I sang for my father

Sorry folks.  The title of my blog today is an obvious rip-off, playing on the name of the famous stage play and feature film (1970) by Robert Anderson, “I Never Sang for My Father.”  I confess I missed the film in the 70s (too many other things going on in my 20s…) but saw it recently with my wife in an off-Broadway production.  If you missed it too, I’ll describe it briefly.  The play hits home for many who struggle through a final season of life with an aging parent.  Walls of resentment, bitterness and regret block a college professor’s (Gene Hackman) final attempt to reach his father (Melvyn Douglas) who cannot come to terms with the way his children have lived their lives.  Depressing, huh?  And what does this have to do with a blog on BibleSettings?  Well, read on.

Just this Friday past, I had the wonderful privilege of sitting with my father through the final moments of his life.  As my brother and I watched him reach for his last breaths, we held tight to him and to each other, thanking God for the influence of this remarkable man upon his sons.  Yeah and, by the way, I did sing for my father.  I used to sing a lot in an earlier life.  And though the talent was marginal, dad always delighted in whatever I produced.  A pastor, he frequently took me along for funerals, weddings and special services to provide music.  What in fact he was trying to do was to give opportunity for me “to use what God had given me for His glory.”  Things like this were important to dad.  “God gives us things, and He expects a good return on his investment,” he’d say.  So I sang for my father.  And then in 1992, Dad joined me in Israel on one of my trips.  It was the first time he’d been out of the country since his service tour in Europe during World War II.  Dad, a “homebody,” took a chance that this pilgrimage to Israel guided by his eldest son would yield something for him.  What pleasure it gave me to watch dad delight in the sites and sounds of Israel!  He struggled a bit to keep up with the physical side of things, but spiritually and biblically, the trip opened up new vistas of understanding for this man who loved the word of God.  And then some months later to hear mom describe the changes in dad’s preaching and appreciation of the Bible as a result of that trip?  For me, that was heaven.  It was like singing for my father all over again.

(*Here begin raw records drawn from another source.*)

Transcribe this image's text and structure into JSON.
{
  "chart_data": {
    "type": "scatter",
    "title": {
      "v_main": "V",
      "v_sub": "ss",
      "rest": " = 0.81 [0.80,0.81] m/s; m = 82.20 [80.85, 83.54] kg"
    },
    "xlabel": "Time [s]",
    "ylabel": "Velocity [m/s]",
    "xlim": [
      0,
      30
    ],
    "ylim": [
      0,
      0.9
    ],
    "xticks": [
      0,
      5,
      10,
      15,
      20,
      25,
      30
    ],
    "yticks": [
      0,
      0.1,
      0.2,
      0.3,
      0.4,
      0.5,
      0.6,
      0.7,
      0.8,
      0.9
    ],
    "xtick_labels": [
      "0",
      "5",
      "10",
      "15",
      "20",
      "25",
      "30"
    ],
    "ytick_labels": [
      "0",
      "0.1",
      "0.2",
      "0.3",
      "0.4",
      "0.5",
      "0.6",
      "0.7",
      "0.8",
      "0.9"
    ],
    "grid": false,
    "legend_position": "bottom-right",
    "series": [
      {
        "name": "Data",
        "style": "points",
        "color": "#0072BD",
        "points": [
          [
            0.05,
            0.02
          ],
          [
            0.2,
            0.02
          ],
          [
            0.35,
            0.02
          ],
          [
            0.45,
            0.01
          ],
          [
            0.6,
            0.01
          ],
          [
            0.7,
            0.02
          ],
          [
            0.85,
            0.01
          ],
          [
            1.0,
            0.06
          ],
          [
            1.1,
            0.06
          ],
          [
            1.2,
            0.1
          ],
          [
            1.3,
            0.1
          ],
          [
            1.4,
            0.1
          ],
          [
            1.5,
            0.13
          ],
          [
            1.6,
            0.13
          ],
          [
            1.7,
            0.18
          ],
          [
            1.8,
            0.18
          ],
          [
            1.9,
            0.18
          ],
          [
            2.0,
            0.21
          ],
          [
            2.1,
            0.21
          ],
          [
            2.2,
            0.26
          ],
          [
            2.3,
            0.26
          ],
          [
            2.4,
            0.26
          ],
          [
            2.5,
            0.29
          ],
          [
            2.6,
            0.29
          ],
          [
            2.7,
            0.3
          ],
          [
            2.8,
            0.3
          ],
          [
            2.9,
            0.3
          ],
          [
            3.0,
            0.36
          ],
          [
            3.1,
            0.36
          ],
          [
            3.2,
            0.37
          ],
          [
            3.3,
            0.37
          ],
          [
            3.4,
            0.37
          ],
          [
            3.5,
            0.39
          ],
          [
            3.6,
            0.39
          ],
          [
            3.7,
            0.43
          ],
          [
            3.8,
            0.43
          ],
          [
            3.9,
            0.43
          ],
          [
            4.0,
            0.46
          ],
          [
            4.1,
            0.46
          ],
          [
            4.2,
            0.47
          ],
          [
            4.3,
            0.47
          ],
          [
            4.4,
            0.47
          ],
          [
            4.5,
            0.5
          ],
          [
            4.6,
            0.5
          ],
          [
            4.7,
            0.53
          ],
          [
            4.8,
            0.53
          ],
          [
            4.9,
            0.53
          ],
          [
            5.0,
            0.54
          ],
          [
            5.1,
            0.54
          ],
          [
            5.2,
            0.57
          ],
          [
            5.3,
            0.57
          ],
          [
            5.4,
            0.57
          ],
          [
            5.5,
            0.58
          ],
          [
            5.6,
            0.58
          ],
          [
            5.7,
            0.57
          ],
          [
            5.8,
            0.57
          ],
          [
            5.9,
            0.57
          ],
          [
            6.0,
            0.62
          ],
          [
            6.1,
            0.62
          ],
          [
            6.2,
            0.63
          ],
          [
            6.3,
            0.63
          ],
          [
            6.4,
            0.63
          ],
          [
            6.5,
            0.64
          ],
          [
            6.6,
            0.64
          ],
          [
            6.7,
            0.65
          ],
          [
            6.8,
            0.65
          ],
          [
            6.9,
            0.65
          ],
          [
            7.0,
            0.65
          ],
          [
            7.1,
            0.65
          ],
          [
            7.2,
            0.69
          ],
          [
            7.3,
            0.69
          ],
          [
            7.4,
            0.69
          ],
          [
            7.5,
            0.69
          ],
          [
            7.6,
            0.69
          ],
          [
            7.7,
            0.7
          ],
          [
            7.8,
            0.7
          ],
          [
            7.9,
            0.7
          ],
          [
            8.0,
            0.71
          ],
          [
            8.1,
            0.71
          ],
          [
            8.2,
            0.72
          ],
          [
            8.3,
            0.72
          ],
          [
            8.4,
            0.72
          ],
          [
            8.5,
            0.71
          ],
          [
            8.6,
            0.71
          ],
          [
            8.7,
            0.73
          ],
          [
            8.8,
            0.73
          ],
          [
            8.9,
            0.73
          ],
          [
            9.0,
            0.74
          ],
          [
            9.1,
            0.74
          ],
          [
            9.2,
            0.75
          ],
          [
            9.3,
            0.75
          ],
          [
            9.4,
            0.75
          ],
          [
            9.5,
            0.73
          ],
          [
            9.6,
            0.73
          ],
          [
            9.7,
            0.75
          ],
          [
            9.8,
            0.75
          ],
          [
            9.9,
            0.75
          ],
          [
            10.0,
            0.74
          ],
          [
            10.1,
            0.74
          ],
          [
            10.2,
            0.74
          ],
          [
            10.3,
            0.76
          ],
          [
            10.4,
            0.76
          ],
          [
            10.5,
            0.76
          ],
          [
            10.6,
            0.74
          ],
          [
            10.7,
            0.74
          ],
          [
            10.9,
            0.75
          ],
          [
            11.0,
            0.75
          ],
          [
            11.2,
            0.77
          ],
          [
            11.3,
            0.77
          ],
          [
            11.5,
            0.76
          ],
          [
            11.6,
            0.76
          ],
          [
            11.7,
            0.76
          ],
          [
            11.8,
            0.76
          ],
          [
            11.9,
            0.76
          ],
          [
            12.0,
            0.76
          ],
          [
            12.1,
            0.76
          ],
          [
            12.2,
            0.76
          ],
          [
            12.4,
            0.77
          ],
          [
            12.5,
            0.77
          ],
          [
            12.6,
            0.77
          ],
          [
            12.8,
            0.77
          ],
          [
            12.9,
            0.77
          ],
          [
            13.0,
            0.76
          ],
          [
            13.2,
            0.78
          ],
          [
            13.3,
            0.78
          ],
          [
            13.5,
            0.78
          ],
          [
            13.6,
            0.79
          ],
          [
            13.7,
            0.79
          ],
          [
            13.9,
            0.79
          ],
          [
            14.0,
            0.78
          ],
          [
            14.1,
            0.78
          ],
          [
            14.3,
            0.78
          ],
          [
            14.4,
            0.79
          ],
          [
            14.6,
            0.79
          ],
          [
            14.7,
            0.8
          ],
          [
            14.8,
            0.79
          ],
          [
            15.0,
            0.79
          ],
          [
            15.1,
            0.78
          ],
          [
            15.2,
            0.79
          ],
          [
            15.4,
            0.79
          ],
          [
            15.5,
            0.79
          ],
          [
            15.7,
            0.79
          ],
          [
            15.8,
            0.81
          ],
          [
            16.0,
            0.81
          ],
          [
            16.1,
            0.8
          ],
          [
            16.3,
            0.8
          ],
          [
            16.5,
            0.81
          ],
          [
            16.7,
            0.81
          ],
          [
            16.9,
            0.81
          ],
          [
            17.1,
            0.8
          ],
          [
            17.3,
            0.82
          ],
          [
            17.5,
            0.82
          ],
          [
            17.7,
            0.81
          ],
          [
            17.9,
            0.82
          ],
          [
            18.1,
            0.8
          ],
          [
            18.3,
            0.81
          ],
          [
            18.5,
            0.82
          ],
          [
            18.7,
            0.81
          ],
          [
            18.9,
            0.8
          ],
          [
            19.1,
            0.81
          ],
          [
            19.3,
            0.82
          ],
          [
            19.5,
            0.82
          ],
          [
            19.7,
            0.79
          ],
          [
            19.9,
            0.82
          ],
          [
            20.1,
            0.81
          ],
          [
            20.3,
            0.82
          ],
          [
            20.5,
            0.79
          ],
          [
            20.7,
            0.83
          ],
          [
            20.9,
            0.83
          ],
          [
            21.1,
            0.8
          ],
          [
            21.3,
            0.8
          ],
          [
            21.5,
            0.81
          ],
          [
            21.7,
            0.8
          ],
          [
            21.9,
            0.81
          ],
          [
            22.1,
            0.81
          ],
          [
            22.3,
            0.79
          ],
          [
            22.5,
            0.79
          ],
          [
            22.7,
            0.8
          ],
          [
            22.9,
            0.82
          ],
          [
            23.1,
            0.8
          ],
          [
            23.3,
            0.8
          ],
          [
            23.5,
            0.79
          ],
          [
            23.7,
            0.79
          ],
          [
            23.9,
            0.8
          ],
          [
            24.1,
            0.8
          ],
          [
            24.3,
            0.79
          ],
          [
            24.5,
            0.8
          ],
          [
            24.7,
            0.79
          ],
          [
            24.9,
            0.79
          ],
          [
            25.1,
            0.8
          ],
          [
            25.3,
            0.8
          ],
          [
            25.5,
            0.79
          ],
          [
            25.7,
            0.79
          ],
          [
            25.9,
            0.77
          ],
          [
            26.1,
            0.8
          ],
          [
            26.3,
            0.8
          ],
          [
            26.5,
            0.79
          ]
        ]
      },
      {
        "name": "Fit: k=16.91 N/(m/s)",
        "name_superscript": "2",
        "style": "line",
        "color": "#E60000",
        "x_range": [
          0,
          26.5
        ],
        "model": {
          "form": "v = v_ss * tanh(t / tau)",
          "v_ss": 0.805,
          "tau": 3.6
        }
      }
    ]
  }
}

I wish you could have known this man who was responsible for so many good things about me.  But alas, a blog format cannot contain the description.  Perhaps the following short biographical sketch which I wrote just this afternoon for his memorial might help a bit.  He was such a contrast to the character in Anderson’s play.

John Robert Widbin, 88, native St. Louisan, youngest son of Frank and Bertha (Mueller) Widbin, World War II veteran (European theatre), successful businessman, loving son, brother, husband, father, grandfather, and great-grandfather, and treasured by countless friends throughout the world, passed from this earth into the presence of his Lord on Friday, July 20th.

Though Bob had no formal ministerial training, at great effort he became a superb pastor, theologian, and churchman in the truest sense of the terms, serving three congregations over more than a half century of ministry.  More importantly, together with his beloved wife, Lois, he loved God and served Him with a passion that reached unfathomable proportions in faithfulness to Christ, uncompromising devotion to the Church, and an availability to people that defies description.  Many owe their livelihood, their marriages, the well-being of their families, even their very lives to his well-timed intervention and compassionate influence.  No one could have known Bob ‘just a little bit.’  To know him was to know him well, for he shared his inner life and his radiant smile so naturally.  Even advancing years could not erode his spirit.  Surprisingly, they left him free of bitterness and regret.  He lived his later years as he had his earlier:  youthfully and vigorously attending to others.  And in the end he faced his eternal destiny confidently and without fear.

We shall miss him terribly.  He simply was one of those remarkable individuals who just made everyone and everything better.  The work he leaves behind lives in eternity.

That is the kind of person I want to be as the years catch up with me.  Maybe this week you take a good look at the influences for good upon your life?  Whether a relative, a friend, a teacher, a parent.  Be that kind of person for those who come behind you.  And don’t forget to sing for your father while you can.